My husband on the other hand, is an electrical engineer, has a good job, he makes good money and is a hard worker, but he's perfectly happy having had the same job, doing the same thing for exactly 8 hours a day, for the last fifteen years and to keep doing it for another five until he's got enough years for his pension. No ambition whatsoever. He takes great pride in his job and the work he does, he just doesn't care about the promotions and "the ladder" the way I do.

That ends up working out well because I have no interest at all in "house stuff". If decorating our home were up to me, we'd probably have a giant TV, a soft couch, white walls and eat off TV trays. The kitchen would still be tricked out since I love to cook, but the rest of it....meh. I'm not a slob by any stretch, but given his OCD, he spends a LOT more time cleaning that I ever would and let's not even discuss yard work.... I CAN do all those things, but I just don't have the passion for nesting that he does. 

Our running joke has always been that I should hurry up and get another promotion or two so that he can take an early retirement and become a house husband. Since we make roughly the same amount now and I'm not quite 10 years younger than him, I guess it's not entirely out of the picture if I stick around.

Marriage is about playing to your strengths. He's certainly not weak, or beta or effeminate and I (don't think) am no ball buster, we just are better at different parts of the whole and I think we're both relieved that we have someone else to do the parts we're not as crazy about. Earning more or less--it ends up being a pretty fair trade to us!


----------



## sisters359 (Apr 9, 2009)

I'd have problems with a man who was not secure enough to be comfortable with me making more. My ex and I earned roughly the same, but he used to make cracks about my "lousy paying job." He wanted to be a "kept man," I guess. I would not have had a problem with that IF he had contributed in other ways, but I won't tolerate criticism of my chosen career and earnings. I feel like, if you want more money, earn it yourself. And that goes for both men and women!


----------



## lime (Jul 3, 2010)

The actual income isn't really what matters; my SO and I have been students all our lives, and our earnings have fluctuated widely.

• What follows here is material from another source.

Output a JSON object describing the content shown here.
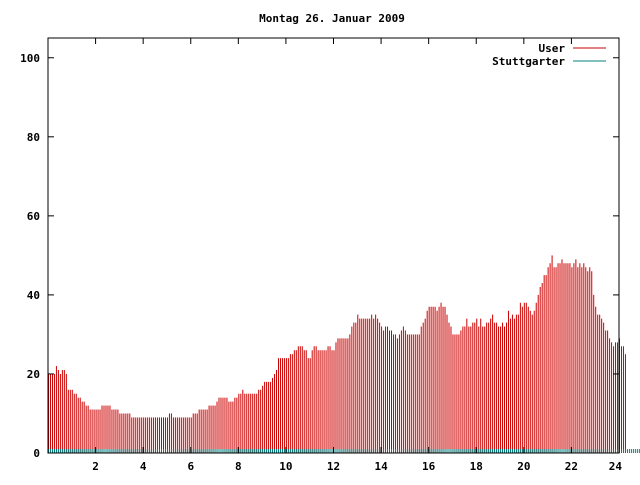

For me, it's the work ethic that's important. Seeing him laze around and not do anything--whether or not he's making money--is what I find unattractive, especially if I'm running around between my different jobs and class and being super busy. It also makes me worried for our future--I realize it's silly because we're both going to have pretty solid careers, but I do tend to freak out like "Ahhh I hope he doesn't get used to sitting around and doing nothing! He's going to have to go to work for 60+ hours/week in the future!" I get that it's different now htough since we're still in school so he technically works that amount when you include class. 

Also, when his income dips he tends to get REALLY frugal... And I'm somewhat of a spender  Nothing too bad, but I like to take a day trip once in a while or go out to eat. He wants to cut those things out first, which makes me really sad as those are some of my top spending priorities haha. Then I usually volunteer to pick up the slack and cover both of us, and he feels guilty. So it usually works out better when he's working reasonably hard and earning a reasonable amount--enough so that he feels comfortable spending.


----------